Once the criminals manage to steal the credentials, they use them to “perform unauthorized access to the corporate network, stealing and encrypting information, or to send emails in their name and thus try to infect other companies that act as clients or suppliers”.
Wave of cyber scams via SMS
On the other hand, Santander itself warns through its Twitter account of a new wave of cyber scams via SMS, also known as smishing, which impersonate the identity of the bank. Santander insists that they never ask their customers to access their account through this means.
The message created by the scammers warns the victim that your bank account has been temporarily blocked for security reasons. The SMS includes a link to reset it. No case, it is another of the scams to get hold of your personal data.

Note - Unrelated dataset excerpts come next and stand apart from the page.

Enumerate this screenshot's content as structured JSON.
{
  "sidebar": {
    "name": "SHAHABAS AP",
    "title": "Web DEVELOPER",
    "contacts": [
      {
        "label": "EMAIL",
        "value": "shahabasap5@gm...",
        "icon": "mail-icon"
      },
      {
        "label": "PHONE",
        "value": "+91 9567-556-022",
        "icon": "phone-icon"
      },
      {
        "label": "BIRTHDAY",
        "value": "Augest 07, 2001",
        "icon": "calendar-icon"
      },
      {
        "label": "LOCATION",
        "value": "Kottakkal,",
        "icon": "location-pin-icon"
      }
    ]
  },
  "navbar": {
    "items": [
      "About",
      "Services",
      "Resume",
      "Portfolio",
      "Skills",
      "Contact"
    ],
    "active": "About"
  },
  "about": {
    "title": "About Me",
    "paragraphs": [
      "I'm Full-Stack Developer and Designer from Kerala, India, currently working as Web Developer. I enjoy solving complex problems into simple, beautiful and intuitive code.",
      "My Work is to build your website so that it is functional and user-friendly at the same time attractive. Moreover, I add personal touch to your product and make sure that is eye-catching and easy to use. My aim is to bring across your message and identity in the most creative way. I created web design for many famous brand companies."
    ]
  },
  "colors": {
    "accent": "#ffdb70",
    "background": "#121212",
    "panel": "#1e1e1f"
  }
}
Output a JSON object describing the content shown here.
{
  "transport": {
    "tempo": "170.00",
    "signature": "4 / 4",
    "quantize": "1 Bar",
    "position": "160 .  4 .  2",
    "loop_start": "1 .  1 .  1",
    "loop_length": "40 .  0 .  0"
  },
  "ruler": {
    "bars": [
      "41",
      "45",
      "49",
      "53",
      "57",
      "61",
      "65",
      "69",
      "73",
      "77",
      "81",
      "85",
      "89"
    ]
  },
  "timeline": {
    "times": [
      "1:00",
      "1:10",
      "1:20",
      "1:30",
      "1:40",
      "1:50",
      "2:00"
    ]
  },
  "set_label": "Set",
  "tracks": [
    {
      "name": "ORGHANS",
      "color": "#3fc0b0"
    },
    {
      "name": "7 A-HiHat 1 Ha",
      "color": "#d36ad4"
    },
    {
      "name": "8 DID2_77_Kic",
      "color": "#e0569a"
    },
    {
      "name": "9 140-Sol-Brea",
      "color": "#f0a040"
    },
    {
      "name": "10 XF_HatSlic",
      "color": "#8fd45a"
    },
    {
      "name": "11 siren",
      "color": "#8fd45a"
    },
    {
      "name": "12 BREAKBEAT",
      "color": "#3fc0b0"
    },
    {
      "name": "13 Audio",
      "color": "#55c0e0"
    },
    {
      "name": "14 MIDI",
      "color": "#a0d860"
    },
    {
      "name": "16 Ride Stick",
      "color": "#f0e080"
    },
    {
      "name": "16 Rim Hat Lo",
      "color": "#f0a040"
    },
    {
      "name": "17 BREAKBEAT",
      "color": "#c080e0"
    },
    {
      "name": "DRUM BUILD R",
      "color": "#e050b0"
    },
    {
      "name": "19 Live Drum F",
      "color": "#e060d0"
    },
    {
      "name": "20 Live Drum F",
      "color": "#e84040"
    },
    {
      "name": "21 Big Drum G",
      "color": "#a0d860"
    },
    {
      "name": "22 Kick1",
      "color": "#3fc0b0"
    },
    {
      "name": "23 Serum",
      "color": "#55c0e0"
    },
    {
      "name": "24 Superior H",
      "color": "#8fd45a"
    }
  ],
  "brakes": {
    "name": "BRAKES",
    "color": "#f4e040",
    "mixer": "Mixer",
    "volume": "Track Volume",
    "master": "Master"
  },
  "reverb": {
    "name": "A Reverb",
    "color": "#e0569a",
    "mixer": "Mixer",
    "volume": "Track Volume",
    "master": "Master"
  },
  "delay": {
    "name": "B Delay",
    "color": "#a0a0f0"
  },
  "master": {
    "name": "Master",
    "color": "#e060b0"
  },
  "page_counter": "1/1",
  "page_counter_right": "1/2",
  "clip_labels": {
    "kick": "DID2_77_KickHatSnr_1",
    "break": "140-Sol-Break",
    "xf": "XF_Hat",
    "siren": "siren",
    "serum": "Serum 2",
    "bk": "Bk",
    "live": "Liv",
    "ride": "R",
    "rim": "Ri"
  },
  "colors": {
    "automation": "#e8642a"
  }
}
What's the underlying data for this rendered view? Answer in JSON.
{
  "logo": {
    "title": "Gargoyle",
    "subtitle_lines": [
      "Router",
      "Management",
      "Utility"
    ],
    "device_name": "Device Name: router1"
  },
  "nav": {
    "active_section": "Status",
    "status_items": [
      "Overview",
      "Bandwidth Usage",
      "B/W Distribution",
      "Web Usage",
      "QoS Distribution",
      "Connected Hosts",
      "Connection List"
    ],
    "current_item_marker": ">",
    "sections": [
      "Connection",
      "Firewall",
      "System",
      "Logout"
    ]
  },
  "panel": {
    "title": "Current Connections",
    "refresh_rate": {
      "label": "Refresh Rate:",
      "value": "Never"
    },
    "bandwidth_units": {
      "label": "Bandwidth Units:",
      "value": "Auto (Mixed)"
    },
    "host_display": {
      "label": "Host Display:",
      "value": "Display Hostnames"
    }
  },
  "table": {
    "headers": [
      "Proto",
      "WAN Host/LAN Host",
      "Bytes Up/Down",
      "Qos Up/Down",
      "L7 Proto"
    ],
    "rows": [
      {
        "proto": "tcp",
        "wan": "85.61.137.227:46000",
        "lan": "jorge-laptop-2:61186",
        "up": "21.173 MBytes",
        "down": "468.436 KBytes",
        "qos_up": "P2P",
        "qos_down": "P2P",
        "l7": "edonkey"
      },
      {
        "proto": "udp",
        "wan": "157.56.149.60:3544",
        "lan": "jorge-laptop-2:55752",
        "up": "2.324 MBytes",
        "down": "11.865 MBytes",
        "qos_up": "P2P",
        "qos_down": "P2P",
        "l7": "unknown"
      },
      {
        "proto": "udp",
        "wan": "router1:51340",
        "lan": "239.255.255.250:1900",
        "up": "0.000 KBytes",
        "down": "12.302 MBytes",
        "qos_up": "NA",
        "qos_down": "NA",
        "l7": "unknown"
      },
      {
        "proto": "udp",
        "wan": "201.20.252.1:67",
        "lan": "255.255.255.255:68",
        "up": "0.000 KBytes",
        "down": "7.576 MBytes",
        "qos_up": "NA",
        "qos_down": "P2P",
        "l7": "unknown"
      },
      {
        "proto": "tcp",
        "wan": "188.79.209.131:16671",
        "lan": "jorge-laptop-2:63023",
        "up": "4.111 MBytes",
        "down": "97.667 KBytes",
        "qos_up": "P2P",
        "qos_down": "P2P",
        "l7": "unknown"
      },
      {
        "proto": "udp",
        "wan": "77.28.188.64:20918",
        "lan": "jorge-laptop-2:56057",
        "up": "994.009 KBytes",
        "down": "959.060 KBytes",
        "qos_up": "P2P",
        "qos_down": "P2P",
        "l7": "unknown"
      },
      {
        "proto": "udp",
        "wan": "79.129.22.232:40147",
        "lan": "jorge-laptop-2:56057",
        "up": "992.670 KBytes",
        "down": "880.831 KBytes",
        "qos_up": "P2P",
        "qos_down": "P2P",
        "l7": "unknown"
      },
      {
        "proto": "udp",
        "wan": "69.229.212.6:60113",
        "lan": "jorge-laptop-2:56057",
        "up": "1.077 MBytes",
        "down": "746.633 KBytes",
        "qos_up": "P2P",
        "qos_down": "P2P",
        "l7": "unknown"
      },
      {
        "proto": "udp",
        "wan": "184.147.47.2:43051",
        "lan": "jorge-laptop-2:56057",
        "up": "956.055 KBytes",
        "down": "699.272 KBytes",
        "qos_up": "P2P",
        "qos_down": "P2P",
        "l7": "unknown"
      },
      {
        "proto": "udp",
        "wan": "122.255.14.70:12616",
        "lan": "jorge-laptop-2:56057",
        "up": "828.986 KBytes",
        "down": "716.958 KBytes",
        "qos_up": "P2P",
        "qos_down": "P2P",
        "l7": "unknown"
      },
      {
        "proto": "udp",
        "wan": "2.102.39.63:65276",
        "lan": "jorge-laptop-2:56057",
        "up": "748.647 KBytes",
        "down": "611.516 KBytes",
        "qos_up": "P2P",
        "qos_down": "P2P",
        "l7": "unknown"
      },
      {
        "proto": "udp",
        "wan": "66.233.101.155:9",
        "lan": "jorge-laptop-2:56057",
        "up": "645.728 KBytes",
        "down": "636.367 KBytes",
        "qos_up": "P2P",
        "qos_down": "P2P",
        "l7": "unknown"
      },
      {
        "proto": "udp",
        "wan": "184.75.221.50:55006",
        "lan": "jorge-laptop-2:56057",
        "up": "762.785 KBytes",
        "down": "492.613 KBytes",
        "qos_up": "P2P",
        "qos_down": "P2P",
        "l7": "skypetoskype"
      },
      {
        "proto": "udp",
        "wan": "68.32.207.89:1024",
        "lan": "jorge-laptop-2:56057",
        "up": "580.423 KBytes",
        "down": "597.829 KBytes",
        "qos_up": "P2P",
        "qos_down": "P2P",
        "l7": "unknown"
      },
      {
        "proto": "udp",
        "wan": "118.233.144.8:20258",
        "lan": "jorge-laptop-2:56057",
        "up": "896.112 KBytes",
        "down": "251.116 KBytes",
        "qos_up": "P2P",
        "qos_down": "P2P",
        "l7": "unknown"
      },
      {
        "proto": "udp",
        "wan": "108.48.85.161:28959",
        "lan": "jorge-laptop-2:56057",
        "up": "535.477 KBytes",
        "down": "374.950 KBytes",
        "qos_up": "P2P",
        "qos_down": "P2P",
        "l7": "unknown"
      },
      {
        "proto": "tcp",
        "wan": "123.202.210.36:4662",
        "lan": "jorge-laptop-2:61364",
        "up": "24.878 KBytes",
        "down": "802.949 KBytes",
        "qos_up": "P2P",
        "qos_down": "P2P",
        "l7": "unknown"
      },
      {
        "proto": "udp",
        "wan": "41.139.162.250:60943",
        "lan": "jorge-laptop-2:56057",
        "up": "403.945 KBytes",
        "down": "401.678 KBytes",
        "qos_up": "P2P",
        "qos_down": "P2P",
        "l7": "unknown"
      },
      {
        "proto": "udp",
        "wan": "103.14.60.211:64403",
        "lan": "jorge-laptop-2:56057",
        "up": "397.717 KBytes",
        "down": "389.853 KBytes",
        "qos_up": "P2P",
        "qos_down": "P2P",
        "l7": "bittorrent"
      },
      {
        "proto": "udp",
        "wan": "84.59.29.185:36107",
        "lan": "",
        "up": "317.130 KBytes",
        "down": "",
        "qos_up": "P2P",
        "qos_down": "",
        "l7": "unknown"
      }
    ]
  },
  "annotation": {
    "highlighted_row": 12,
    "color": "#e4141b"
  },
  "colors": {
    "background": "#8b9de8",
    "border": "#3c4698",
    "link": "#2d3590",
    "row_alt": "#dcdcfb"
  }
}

Alert from #Smishing! ????⚠️
A new wave of cyber scams via SMS has been detected.
Even if it says that it is sent by ‘Santander’ BEWARE, it is a fraud???? At the bank we will NEVER ask you to access your account through this means.
– Santander Spain (@santander_es) March 24, 2022
The Internet Security Office (OSI) collects a series of messages that we can receive in which scammers pose as Santander:
- INFO: Unauthorized access to your online account. If you do not recognize this access, check immediately: [URL fraudulenta]
- Unauthorized access to your account has been detected. If you don’t recognize it, check immediately: [URL fraudulenta]
- Your account could be disabled, please set your single access device using the following process: [URL fraudulenta]
- INFO: Unauthorized access to your online account. If you do not recognize this access, check immediately: [URL fraudulenta]
- Banco Santander Reports: Your account has been temporarily blocked, to unblock it click here: [URL fraudulenta]
- To prevent your account from being blocked, you need to install our new security app. [URL fraudulenta]
Given the high number of phishing or smishing attacks, it is best to always be alert and, in this specific case, check if our bank account has really been blocked, first of all. And, above all, never provide access information: account and password. Santander will never ask you for this information through these means.